Refrigeration transforms food systems. The global integrated refrigerated supply chain, or “cold chain,” impacts numerous sustainability outcomes, from energy consumption and greenhouse gas (GHG) emissions, to consumer diets and producer behavior. This dissertation seeks to understand refrigeration’s systems-level sustainability implications: first, how this technology influences environmental outcomes and human behavior, but also how adoption and use patterns feed back into how this technology impacts its users and the broader environment.

This dissertation begins by building an understanding of the current cold chain’s influence on sustainability. Chapter 2 reviews the existing literature on refrigeration, finding the cold chain remarkably understudied in the sustainability literature. One key environmental tension identified is the trade-off between GHG emissions added from cold chain operation, and the cold chain’s ability to decrease food loss. Chapter 3 compares changes in pre-retail GHG emissions from cold chain operation and food loss rate changes when introducing a refrigerated supply chain into the Sub-Saharan African food system. This study finds cold chain introduction resulting in a net GHG increase of 10% in a scenario reflecting a North American development scenario and 2% in a European development scenario. This analysis also models refrigeration’s influence on food demand and agricultural production: finding an increase of 10% over the baseline when modeling a North American diet, or a 15% reduction with a European diet. Given the substantial influence diet has on food system sustainability, Chapter 4 explores the particular role that refrigeration plays in consumer diet. This study moves beyond Chapter 3’s assumption of convergence to Western diets in development, using data from the Vietnam Household Living Standards Survey and a regression model to isolate the effects of refrigeration from socio-economic variables. In this case study, household refrigerator ownership is statistically significantly associated with lower consumption of starchy staple foods, nuts and seeds, and pulses; and higher consumption of meat and dairy.

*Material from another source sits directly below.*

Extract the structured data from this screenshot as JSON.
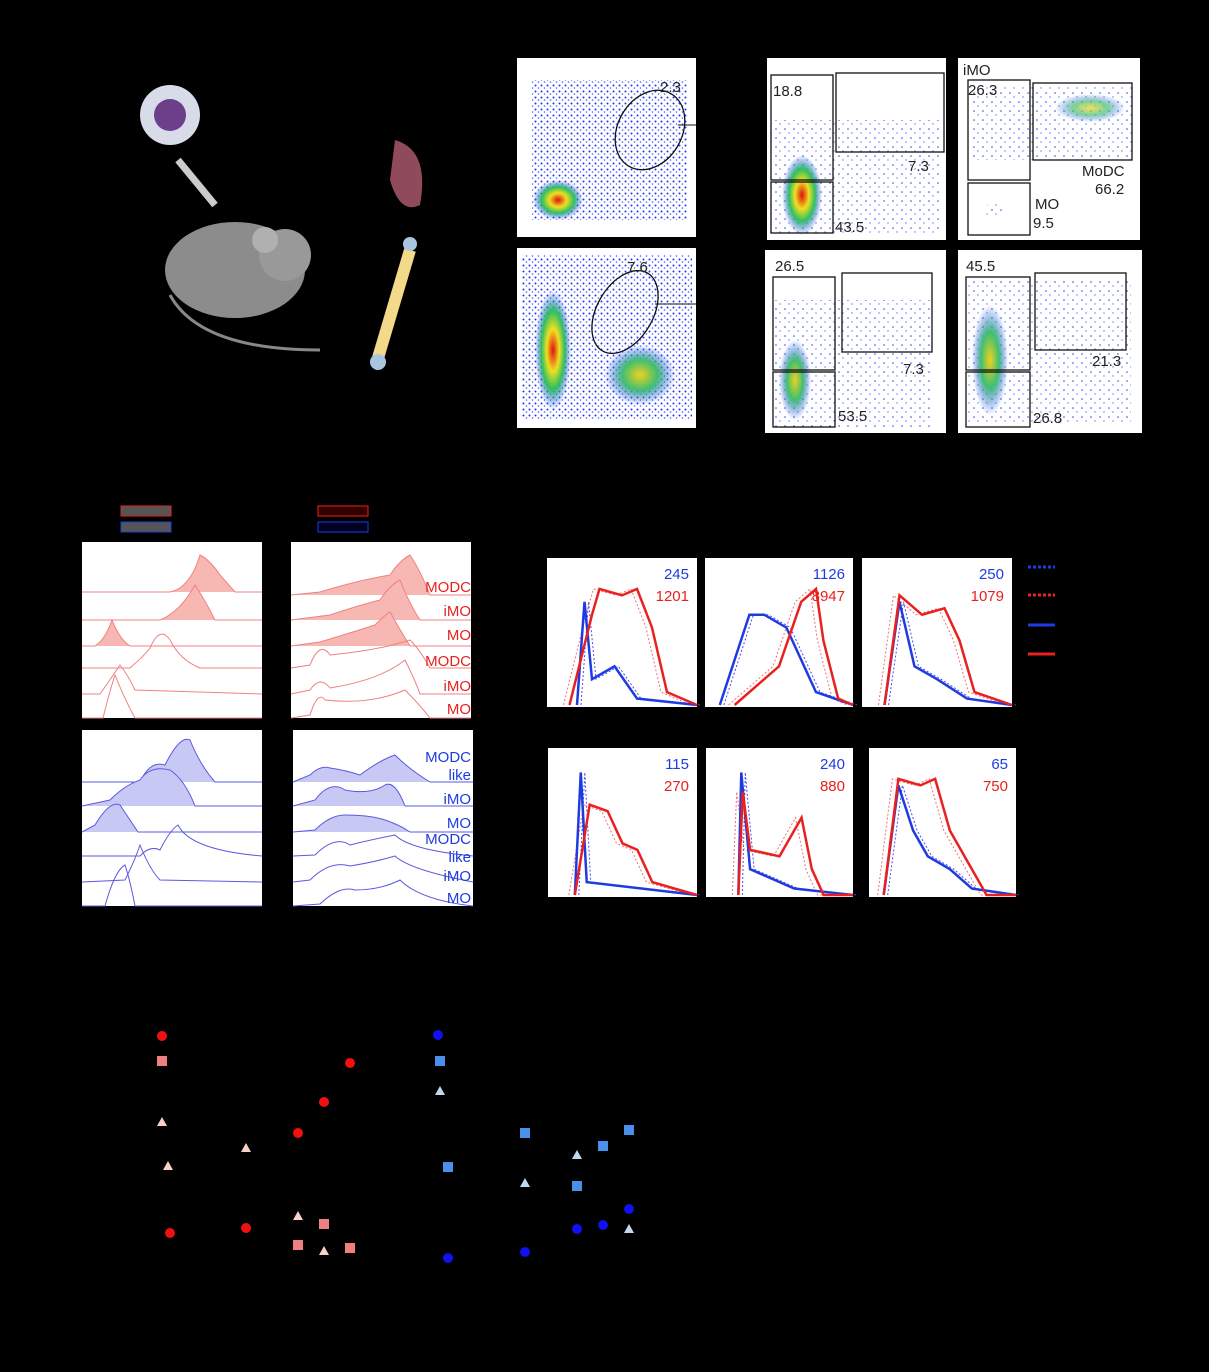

Having investigated how refrigeration currently influences emissions and diet, this dissertation’s final chapters examine improvements and innovations in refrigerated supply chains. Motivated by a Chapter 3 finding that the cold chain adds more pre-retail emissions than it saves through food loss reduction, Chapter 5 assesses interventions to decrease cold chain emissions. This study builds a more-refined, process-based cold chain model, reflecting a fully-developed refrigerated food supply chain. The largest decreases result from decarbonized electricity, improved supermarket refrigeration systems, or reductions in pre-consumer food loss. The largest emissions reduction from a single intervention is 1.20 kg CO2e/kg (39%) for frozen fish supplied from using decarbonized electricity, and the largest from a tested combination is 1.61 kg CO2e/kg frozen fish from combining decarbonized electricity with a CO2NH3 supermarket refrigeration system. The final chapter assesses the environmental improvements offered by an innovation in the cold chain: meal kit services. Meal kits are pre-portioned ingredients delivered to consumers, circumventing brick-and-mortar retailing. This study finds average grocery store meal GHG emissions exceeding those for an equivalent meal kit by 33%. Reductions in food waste emissions are found to exceed emissions missions added through extra packaging, and that direct-to-consumer delivery provides additional emissions reductions.

This dissertation examines several key sustainability implications of cold chain expansion and innovation. The complex interactions between cold chain technology and consumer behavior underscores the need to take a systems perspective when examining sustainability outcomes from future food supply chain developments.